Er saß im Rollstuhl und sah sehr verletzlich aus. Doch sofort  erkannte ich den Schwarm meiner Jugend wieder. Noch nie hatte ich jemand um ein Autogramm gebeten, aber bei Michael J. Fox machte ich eine Ausnahme. Mit seinerParkinson-Krankheit konnte er zwar kaum schreiben, aber das hinderte ihn nicht daran, mir etwas in mein Notizbuch zu schreiben, was vermutlich weder er noch ich lesen konnten. Er genoss es, dass ich so direkt auf ihn zugegangen war. Das passierte ihm vermutlich nicht mehr oft, weil die meisten Menschen sich vor dem Tod fürchteten und er war diesem schon viele Jahre nah.

Flugreisen in hundert Jahren?

Wir kamen in’s Gespräch. Ich erzählte ihm, dass meine Töchter gerade in Kalifornien in einem Summer Camp seien und ich ein paar Tag zu ihnen geflogen sei. Dabei hatte ich zwar ein schlechtes Gewissen gehabt, denn mir war klar, dass jeder Flug uns näher an die Klima-Katastrophe brachte.

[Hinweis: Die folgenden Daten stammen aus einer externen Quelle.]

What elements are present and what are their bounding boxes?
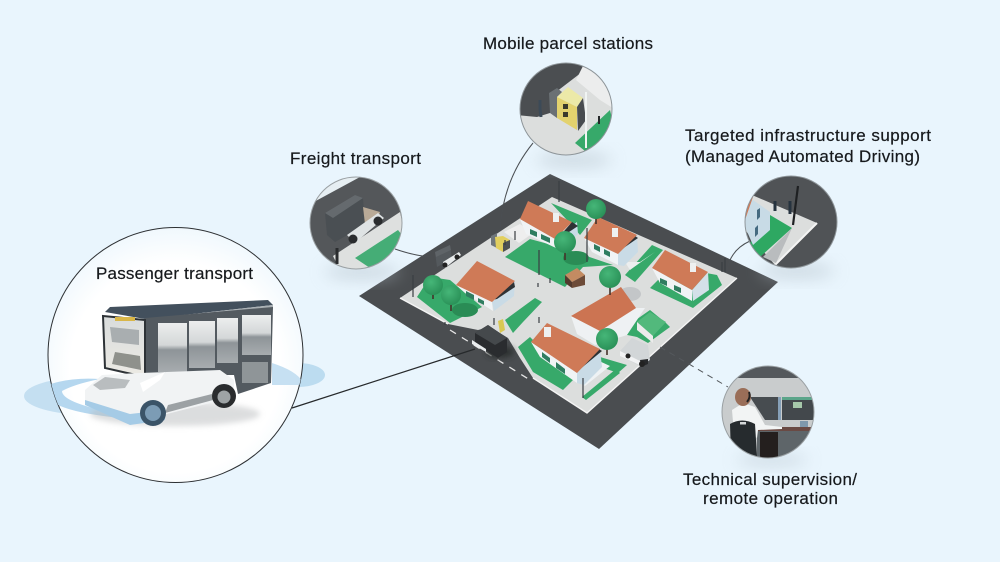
bus roof: [105, 300, 273, 319]
poles and people: [413, 181, 725, 398]
road: [520, 64, 583, 117]
lamp post: [585, 92, 587, 148]
white lower pod: [85, 370, 234, 423]
bus windscreen: [103, 316, 145, 377]
operator: [732, 403, 782, 438]
road markings: [450, 330, 530, 380]
lawn: [355, 230, 402, 268]
label: [683, 470, 857, 508]
chair: [730, 420, 757, 456]
freight vehicle: [435, 245, 461, 268]
house D: [456, 261, 515, 311]
house C: [652, 250, 709, 301]
house A: [520, 201, 578, 248]
label: remote operation: [703, 489, 838, 508]
bus: [85, 300, 273, 426]
trees: [423, 199, 621, 355]
connector: freight transport: [395, 249, 432, 257]
panel: passenger transport: [24, 228, 325, 482]
destination display: [115, 317, 135, 321]
kiosk: [549, 88, 562, 118]
waves inside circle: [48, 363, 304, 418]
parcel station: [491, 233, 510, 252]
kiosk: [565, 268, 585, 288]
person: [540, 100, 541, 117]
house wall: [745, 200, 770, 245]
monitors: [750, 397, 778, 420]
lawns: [417, 203, 722, 400]
connector: mobile parcel stations: [500, 143, 533, 230]
sidewalk: [745, 195, 817, 265]
lawn: [575, 110, 612, 150]
lawn: [750, 215, 792, 257]
label: Mobile parcel stations: [483, 34, 653, 53]
connector: infrastructure support: [727, 241, 750, 271]
people: [775, 201, 790, 214]
bus side glazing: [145, 307, 273, 394]
panel: infrastructure support: [685, 126, 931, 279]
label: Passenger transport: [96, 264, 253, 283]
panel: freight transport: [290, 149, 421, 280]
label: Technical supervision/: [683, 470, 857, 489]
person: [336, 248, 338, 264]
house B: [584, 217, 638, 266]
passenger vehicle: [472, 325, 514, 358]
road surface: [359, 174, 778, 449]
map: neighbourhood block: [359, 174, 778, 449]
autonomous car: [620, 338, 650, 367]
panel: technical supervision: [683, 366, 857, 508]
desk: [757, 427, 814, 431]
sidewalk: [333, 212, 404, 270]
label: [685, 126, 931, 166]
lamp post: [793, 186, 798, 225]
sensor waves: [24, 363, 325, 415]
label: Targeted infrastructure support: [685, 126, 931, 145]
wheels: [212, 384, 236, 408]
sidewalk plaza: [400, 197, 737, 413]
connector: passenger transport: [292, 349, 475, 408]
circle frame: [48, 228, 303, 482]
tree shadows: [452, 251, 589, 317]
second parcel station: [498, 319, 505, 333]
panel: mobile parcel stations: [483, 34, 653, 168]
house F: [531, 323, 602, 385]
label: (Managed Automated Driving): [685, 147, 920, 166]
light paved pads: [504, 224, 533, 243]
label: Freight transport: [290, 149, 421, 168]
truck: [325, 195, 365, 242]
house E: [571, 287, 645, 345]
connector: technical supervision: [660, 347, 728, 387]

Trotzdem bin ich geflogen. „Wie werden die Menschen in 100 Jahren  über Flugreisen denken“, dachte ich laut? Michael und ich sinnierten ein wenig theoretisch über diese Frage, und er fragte mich, ob ich das direkt überprüfen wolle, was die Menschen im Jahr 2122 darüber denken. „Na klar“, entfleuchte es mir schneller, als ich denken konnte. 

Woher hätte ich wissen sollen, dass er das ernst meinte? 

Ja, ich hatte in meiner Jugend den Film „Zurück in die Zukunft“ oft genug gesehen, um gewarnt zu sein. Die Zeitmaschine und der surreale Eindruck, seiner Zeit voraus zu sein. Ich hätte wissen sollen, dass es eine Zumutung ist, als Mensch der Vergangenheit in der Zukunft zu leben. Ich hatte „na klar“ gesagt … und stehe nun an einem Venice Beach, den ich nicht wiederkenne.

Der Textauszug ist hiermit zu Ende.